On Friday, Google published on their blog about fighting disinformation and posted a 30 page white paper. Truth is, there is nothing really new in this white paper that we have not covered over the years but it is getting some attention and I wanted to just highlight some points of interest in web search ranking for SEOs.
Most of this is on pages 10 through 14 of the white paper, unless you care about Google News, then there is more. It also covers YouTube content and more.
Glenn Gabe tweeted out two things that are probably the most important for SEOs, but again, we know this:
- Google’s algorithms identify signals about pages that correlate with trustworthiness and authoritativeness. The best known of these signals is PageRank, which uses links on the web to understand authoritativeness.
- We are constantly evolving these algorithms to improve results – not least because the web itself keeps changing. For instance, in 2017 alone, we ran over 200,000 experiments with trained external Search Evaluators and live user tests, resulting in more than 2,400 updates to Google Search algorithms.
- To perform these evaluations, we work with Search Quality Evaluators who help us measure the quality of Search results on an ongoing basis. Evaluators assess whether a website provides users who click on it with the content they were looking for, and they evaluate the quality of results based on the expertise, authoritativeness, and trustworthiness of the content.
- The resulting ratings do not affect the ranking of any individual website, but they do help us benchmark the quality of our results, which in turn allows us to build algorithms that globally recognize results that meet high-quality criteria. To ensure a consistent approach, our evaluators use the Search Quality Rater Guidelines (publicly available online)18 which provide guidance and examples for appropriate ratings. To ensure the consistency of the rating program, Search Quality evaluators must pass a comprehensive exam and are audited on a regular basis.
- These evaluators also perform evaluations of each improvement to Search we roll out: in side-by-side experiments, we show evaluators two different sets of Search results, one with the proposed change already implemented and one without. We ask them which results they prefer and why. This feedback is central to our launch decisions.

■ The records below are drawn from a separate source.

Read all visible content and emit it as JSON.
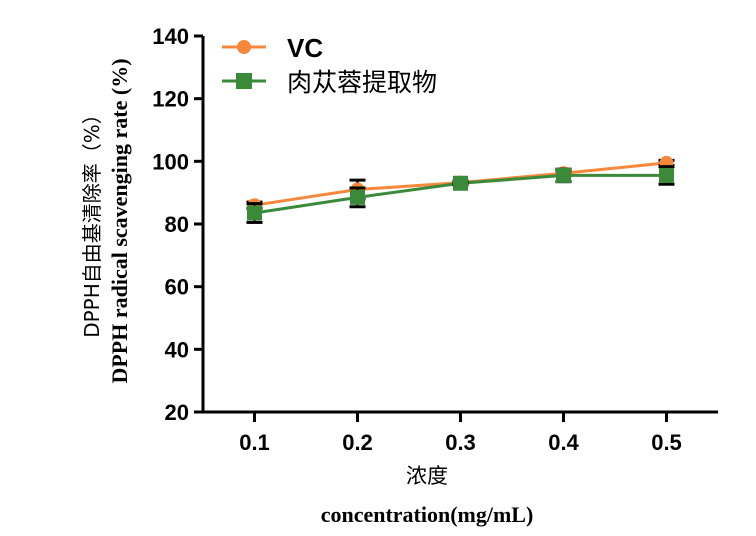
{
  "chart_data": {
    "type": "line",
    "x": [
      0.1,
      0.2,
      0.3,
      0.4,
      0.5
    ],
    "xticks": [
      "0.1",
      "0.2",
      "0.3",
      "0.4",
      "0.5"
    ],
    "yticks": [
      "20",
      "40",
      "60",
      "80",
      "100",
      "120",
      "140"
    ],
    "ylim": [
      20,
      140
    ],
    "xlim": [
      0.05,
      0.55
    ],
    "xlabel_cn": "浓度",
    "xlabel_en": "concentration(mg/mL)",
    "ylabel_cn": "DPPH自由基清除率（%）",
    "ylabel_en": "DPPH radical scavenging rate (%)",
    "legend_position": "top-left",
    "grid": false,
    "series": [
      {
        "name": "VC",
        "color": "#f5883a",
        "marker": "circle",
        "values": [
          86.0,
          91.0,
          93.2,
          96.2,
          99.5
        ],
        "errors": [
          1.0,
          3.0,
          0.5,
          0.8,
          0.8
        ]
      },
      {
        "name": "肉苁蓉提取物",
        "color": "#3a8a3a",
        "marker": "square",
        "values": [
          83.5,
          88.5,
          93.0,
          95.5,
          95.5
        ],
        "errors": [
          3.0,
          3.0,
          0.5,
          2.0,
          2.8
        ]
      }
    ]
  }
}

For these “YMYL” pages, we assume that users expect us to operate with our strictest standards of trustworthiness and safety. As such, where our algorithms detect that a user’s query relates to a “YMYL” topic, we will give more weight in our ranking systems to factors like our understanding of the authoritativeness, expertise, or trustworthiness of the pages we present in response.
Here we have Google saying they can determine if a query is about YMYL topics using various algorithms and then change weights of the ranking system to adjust for that in the search rankings.
Our algorithms can detect the majority of spam and demote or remove it automatically. The remaining spam is tackled manually by our spam removal team, which reviews pages (often based on user feedback) and flags them if they violate the Webmaster Guidelines. In 2017, we took action on 90,000 user reports of search spam and algorithmically detected many more times that number.
I’d read the whole 30 page PDF just to brush up but anyone who reads this site daily would not be surprised by anything in this white paper.